Ex vivo identification of thyroid cancer tissue using electrical impedance spectroscopy on a needle

•Introduced of biopsy needle with bipolar interdigitated electrodes on tip.•Evaluated discrimination capability using various solution conductivity levels.•Estimated conductivity of human thyroid tissue for general use in other EIS sensors.•Obtained high sensitivity and specificity between normal and cancerous tissues. To improve the detection accuracy of cancerous thyroid tissues during biopsy and surgery, a hypodermic needle that incorporates an electrical impedance spectroscopy (EIS) sensor was previously developed and was named EoN (EIS on a needle). Prior to the ex vivo experiment using human thyroid tissues, the discrimination capability of the EoN was evaluated using various conductivity levels of solutions. The discrimination capability was rigorously verified based on experimental results, as well as an electrical equivalent circuit and curve fitting. Then, the electrical impedances of 13 patients’ thyroid samples were analyzed in the sweeping frequency range from 1 Hz to 1 MHz. The optimal frequency exhibiting the best discrimination results between the normal and cancerous tissues was obtained based on a proposed discrimination index. The discrimination index was evaluated for each patient to verify whether it can discriminate between normal and cancerous tissues.

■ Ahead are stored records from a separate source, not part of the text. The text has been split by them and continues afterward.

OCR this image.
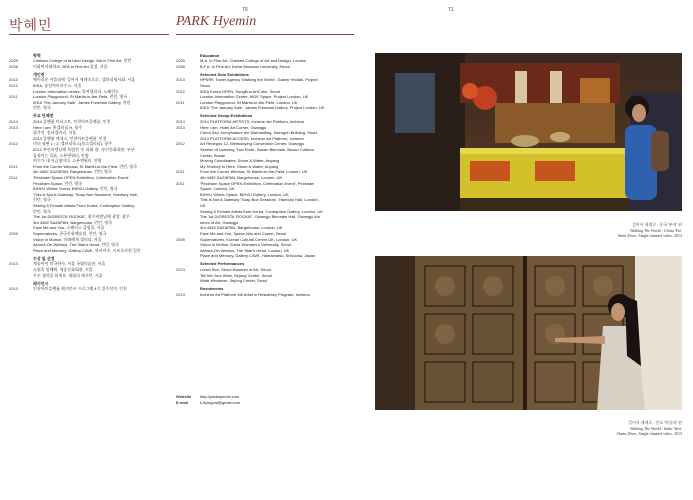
70	71
박혜민	PARK Hyemin
학력
2009	Chelsea College of Art and Design, MA in Fine Art, 런던
2008	이화여자대학교, BFA in Fine Art 졸업, 서울
개인전
2013	에이라운 아뜰리에 '걸어서 세계속으로', 갤러리영서화, 서울
2012	IKEA, 송강아트카우스, 서울
London Information centre, 목여갤러리, 노웨런드
2011	London Playground, St Martin-in-the-Field, 런던, 영국
IKEA 'The January Sale', James Freeman Gallery, 런던
런던, 영국
주요 단체전
2014	2014 플랫폼 아티스트, 인천아트플랫폼, 인천
2013	Here I am, 홍갤러리 H, 광주
평가전, 송파갤러리, 서울
2013 플랫폼 액세스, 인천아트플랫폼, 인천
2012	미녀 심판 1 / 2, 갤러리룩스(룩스갤러리), 광주
2012 부산비엔날레 특별전 '우 리와 함', 부산문화회관, 부산
움직이는 목표, 스톤앤워터, 안양
여기가 내 지금영이다, 스톤앤워터, 안양
2011	From the Corner Window, St Martin-in-the-Field, 런던, 영국
4th 4482 SAZAPAN, Bargehouse, 런던, 영국
2011	'Peckham Space OPEN Exhibition, Celebration Event',
Peckham Space, 런던, 영국
BIHVU Winter Guest, BIHVU Gallery, 런던, 영국
'This Is Not A Gateway' 'Soap Box Sessions', Hanbury Hall,
런던, 영국
Seeing 5 Female Artists From Korea, Contraption Gallery,
런던, 영국
The 1st DIGRESTA 'ROOKIE', 광주비엔날레 광장, 광주
3rd 4482 SAZAPAN, Bargehouse, 런던, 영국
Face Me and You, 스페이스 클럽홀, 서울
2009	Supernatures, 한국문화예술원, 런던, 영국
Vision in Motion, 미래에게 갤러리, 서울
Ashore-On-Weidou, The Stair's Head, 런던, 영국
Place and Memory, Gallery CAVE, 하마마츠, 시즈오카현 일본
수상 및 선정
2013	제송아이 미국학사, 서울 국립미술관, 서울
소원을 말해봐, 세종문화회관, 서울
무슨 생각을 하세요, 제랄리 레지던, 서울
레지던시
2013	인천아트플랫폼 레지던시 프로그램 4기 입주작가, 인천
Education
2009	M.A. in Fine Art, Chelsea College of Art and Design, London
2008	B.F.A. in Fine Art, Ewha Womans University, Seoul
Selected Solo Exhibitions
2013	HPNRK Travel Agency 'Walking the World', Galary Yeollak, Project
Seoul
2012	IKEA Korea OPEN, SongEun ArtCube, Seoul
London Information Centre, MOK Space, Project London, UK
2011	London Playground, St Martin-in-the-Field, London, UK
IKEA 'The January Sale', James Freeman Gallery, Project London, UK
Selected Group Exhibitions
2014	2014 PLATFORM ARTISTS, Incheon Art Platform, Incheon
2013	Here I am, Hotel Art Corner, Gwangju
Cheol-Seo JoonyNature the Dismantling, Saengnh Building, Seoul
2013 PLATFORM ACCESS, Incheon Art Platform, Incheon
2012	Art Renegos 12, Weekdaying Convention Center, Gwangju
Section of Learning 'Two Sorts', Busan Biennale, Busan Cultural
Center, Busan
Moving Coordinates, Stone & Water, Anyang
My Territory Is Here, Stone & Water, Anyang
2011	From the Corner Window, St Martin-in-the-Field, London, UK
4th 4482 SAZAPAN, Bargehouse, London, UK
2011	'Peckham Space OPEN Exhibition, Celebration Event', Peckham
Space, London, UK
BIHVU Winter Space, BIHVU Gallery, London, UK
This Is Not A Gateway 'Soap Box Sessions', Hanbury Hall, London,
UK
Seeing 5 Female Artists from Korea, Contraption Gallery, London, UK
The 1st DIGRESTA 'ROOKIE', Gwangju Biennale Hall, Gwangju Mu
seum of Art, Gwangju
3rd 4482 SAZAPAN, Bargehouse, London, UK
Face Me and You, Space-Nilu and Comer, Seoul
2009	Supernatures, Korean Cultural Centre UK, London, UK
Vision in Motion, Ewha Womans's University, Seoul
Ashore-On-Weidou, The Stair's Head, London, UK
Place and Memory, Gallery CAVE, Hamamatsu, Shizuoka, Japan
Selected Performances
2013	Lunch Box, Seoul Museum of Art, Seoul
Tell Me Your Wish, Sejong Center, Seoul
Write Whatever, Sejong Center, Seoul
Residencies
2013	Incheon Art Platform 4th Artist in Residency Program, Incheon
Website	http://parkhyemin.com
E-mail	k.flyingcat@gmail.com
걸어서 세계로 : 중국 '부어' 편
Walking The World : China 'Fui'
9min 45sec, Single channel video, 2013
걸어서 세계로 : 인도 '마슬라' 편
Walking The World : India 'Sitis'
13min 20sec, Single channel video, 2013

In addition, the resistances of the tissues were extracted through curve fitting, and the conductivity was estimated for its general use. The results indicated that the conductivity can be used for distinction between normal and cancerous tissues in EIS sensors regardless of their shapes and dimensions. To align the impedance level data of the patients, a normalized impedance was employed by dividing the measured impedances of each normal and cancerous tissues into that of normal tissue. To clinically delineate the normal and cancerous tissues in terms of sensitivity and specificity, threshold values were suggested using the sensor output and extracted results. A high sensitivity (78.2%) and specificity (85.3%) were obtained, which implied that the EoN is expected to provide physicians with the electrical information of normal and cancerous tissues, thus improving the in vivo diagnostic accuracy of indeterminate thyroid tissues during biopsy and surgery.